I have a teenager from a previous marriage and 2 children with my 2nd husband and my family, so I have 3 families’ wishes to contend with. It has gotten so stressful, don’t even want to go anywhere.
Should we eat Chinese for Thanksgiving and hide out or draw straws or what?
Sign me, Frustrated Turkey
I feel your pain!
When I was a child, my stepmother and Dad invited her nasty relatives to visit from Tennessee and my step-aunts would come in droves with their dirty and disheveled progeny and invade our house for a week. These relatives were dirt poor and could barely afford the trip much less hotels or food or laundry, but they came. They considered us the “rich relatives” although we absolutely were not. The kids wet the beds, broke dolls and furniture, and generally wreaked havoc. The adults sat around, smoked, and complained.
It meant a lot to my step-mother and Dad to be able to help that brood. They enjoyed having a home, cars, food on the table, and good jobs. To me, it meant sleeping in a wet bed.
From that experience, I decided that no one would ever come into my home that I didn’t want there. My best advice to you is to consider that your family is yours, and your home is yours, and no one gets to them unless you say so.

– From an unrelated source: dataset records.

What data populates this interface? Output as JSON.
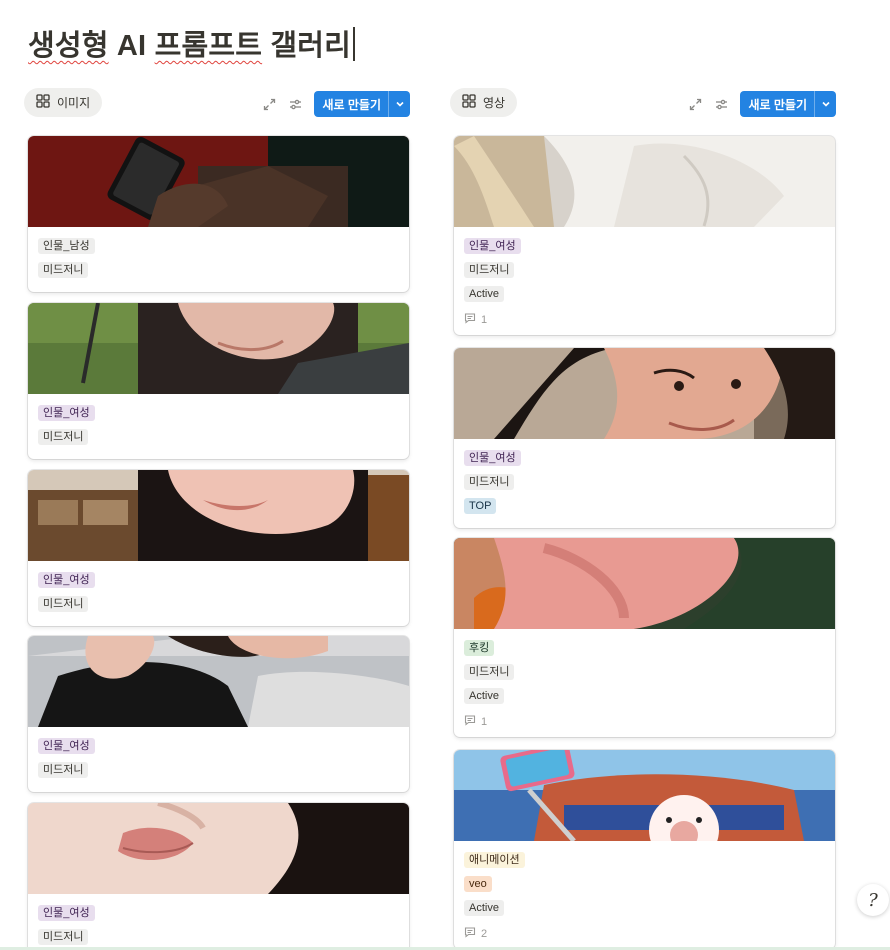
{
  "page": {
    "title_part1": "생성형",
    "title_part2": "AI",
    "title_part3": "프롬프트",
    "title_part4": "갤러리"
  },
  "views": [
    {
      "tab_label": "이미지",
      "tab_icon": "gallery-grid-icon",
      "new_label": "새로 만들기",
      "cards": [
        {
          "tags": [
            {
              "text": "인물_남성",
              "color": "gray"
            },
            {
              "text": "미드저니",
              "color": "gray"
            }
          ],
          "thumb": "hands-holding-phone"
        },
        {
          "tags": [
            {
              "text": "인물_여성",
              "color": "purple"
            },
            {
              "text": "미드저니",
              "color": "gray"
            }
          ],
          "thumb": "woman-smile-outdoor"
        },
        {
          "tags": [
            {
              "text": "인물_여성",
              "color": "purple"
            },
            {
              "text": "미드저니",
              "color": "gray"
            }
          ],
          "thumb": "woman-smile-room"
        },
        {
          "tags": [
            {
              "text": "인물_여성",
              "color": "purple"
            },
            {
              "text": "미드저니",
              "color": "gray"
            }
          ],
          "thumb": "two-women-selfie"
        },
        {
          "tags": [
            {
              "text": "인물_여성",
              "color": "purple"
            },
            {
              "text": "미드저니",
              "color": "gray"
            }
          ],
          "thumb": "woman-lips-closeup"
        }
      ]
    },
    {
      "tab_label": "영상",
      "tab_icon": "gallery-grid-icon",
      "new_label": "새로 만들기",
      "cards": [
        {
          "tags": [
            {
              "text": "인물_여성",
              "color": "purple"
            },
            {
              "text": "미드저니",
              "color": "gray"
            },
            {
              "text": "Active",
              "color": "gray"
            }
          ],
          "comments": "1",
          "thumb": "blonde-white-sweater"
        },
        {
          "tags": [
            {
              "text": "인물_여성",
              "color": "purple"
            },
            {
              "text": "미드저니",
              "color": "gray"
            },
            {
              "text": "TOP",
              "color": "blue"
            }
          ],
          "thumb": "woman-smiling-portrait"
        },
        {
          "tags": [
            {
              "text": "후킹",
              "color": "green"
            },
            {
              "text": "미드저니",
              "color": "gray"
            },
            {
              "text": "Active",
              "color": "gray"
            }
          ],
          "comments": "1",
          "thumb": "pink-hand-blur"
        },
        {
          "tags": [
            {
              "text": "애니메이션",
              "color": "yellow"
            },
            {
              "text": "veo",
              "color": "orange"
            },
            {
              "text": "Active",
              "color": "gray"
            }
          ],
          "comments": "2",
          "thumb": "animated-selfie-stick"
        }
      ]
    }
  ],
  "colors": {
    "accent": "#2383e2",
    "title": "#37352f"
  },
  "help_button_glyph": "?"
}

When my kids were growing up, I was in the Navy, and family was far away. We had dinner in my home and we invited stray sailors and airmen to dinner. They were all well-behaved, clean, and so grateful to have a traditional meal in a clean, quiet environment. We did that until my kids were grown.
Now, my kids are grown, and we never eat together at Thanksgiving. We visit them at other times.
Two years ago, Charles and I went to Costa Rica for Thanksgiving. It was a fabulous choice. We went at Thanksgiving on purpose because Costa Ricans don’t celebrate it, and we thought (ha ha) that we would have an extra day to play. Well, the 250,000 ex-pats who live there do celebrate Thanksgiving, and turkey is $7 a pound! The hotel manager adopted us, and we had Thanksgiving dinner with a large group of local leaders, including the local shaman, and a minister, and other interesting characters.
Last year, my fiancé’s family invited us last year to the in-law’s home on Ft. Gibson Lake. We jumped at the chance! There were about 20 people there. I took green bean casserole (yes, I know it is a worst food choice), and it ended up being a warm, delicious, and happy experience.
People will always “expect” you to come to dinner or host the dinner. Tell them way head of time (like September) what your plans are. Stick to your guns. Own your own family. You might rotate to different families every year. But if you don’t want to visit someone, don’t.
This year, we are going to Houston, visiting the Texas beach and Charles’ birthplace (Liberty). I am having “beach withdrawal” since I haven’t seen a beach in over 12 years. Each year, my honey and I get to choose what to do. No stress. We do what we want.
Is it selfish? Well, sure. Anytime you do what you want, and not what others want you do to do, you’re selfish. Ok, I’m selfish with my time. And I wouldn’t trade Costa Rican Thanksgiving 2016 for anything.